When I use dict as a config of deep learning algorithms, I often run multiple training runs, varying the config value.
As a trivial example:
config = {
'lr': 1e-3
}
And then I run multiple iterations varying the ‘lr’.
When doing that, I feel worried about making mistake like updating the dict with wrong key, e.g.,
config['Lr'] = 1e-4 # This is not the key I wanted to update.
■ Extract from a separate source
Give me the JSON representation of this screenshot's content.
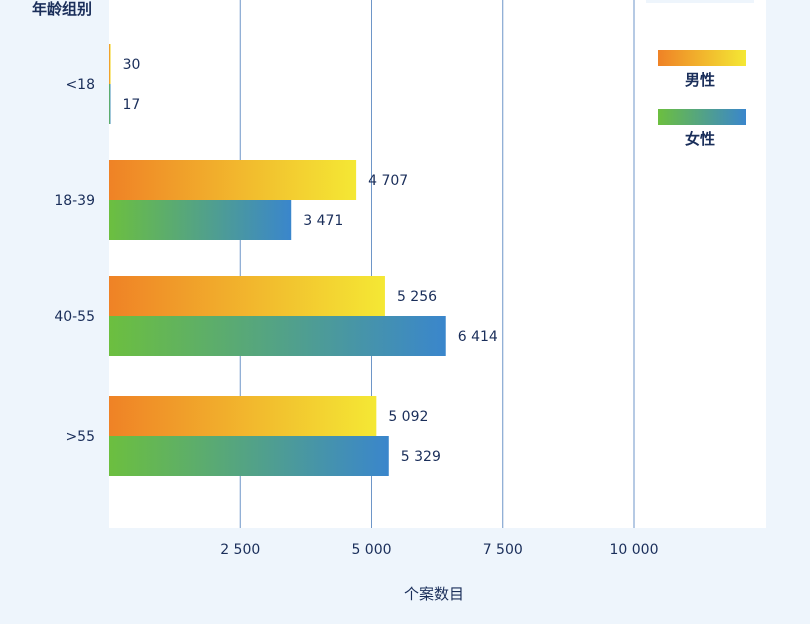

To address such concerns, I ended up writing a dict that doesn’t allow new keys. I call it as FrozenKeyDict. See the test first. Note that it raises an exception when ‘c’ is being set.
import unittest
from util.frozen_key_dict import FrozenKeyDict
class FrozenKeyDicTestCase(unittest.TestCase):
def test_missing_key(self):
d = FrozenKeyDict({"a": 1, "b": 2})
self.assertEqual(d["a"], 1)
d["a"] = 2
self.assertEqual(d["a"], 2)
with self.assertRaises(AssertionError):
d["c"] = 3
if __name__ == "__main__":
unittest.main()
Here’s the implementation.
from collections import UserDict
from typing import Any
class FrozenKeyDict(UserDict):
def __init__(self, *args, **kwargs):
self._frozen = False
super().__init__(*args, **kwargs)
self._frozen = True
def __setitem__(self, key: Any, item: Any) -> None:
if self._frozen:
assert key in self, f"Key {key=} not in {self.keys()}"
return super().__setitem__(key, item)
Copy paste the code and use it freely.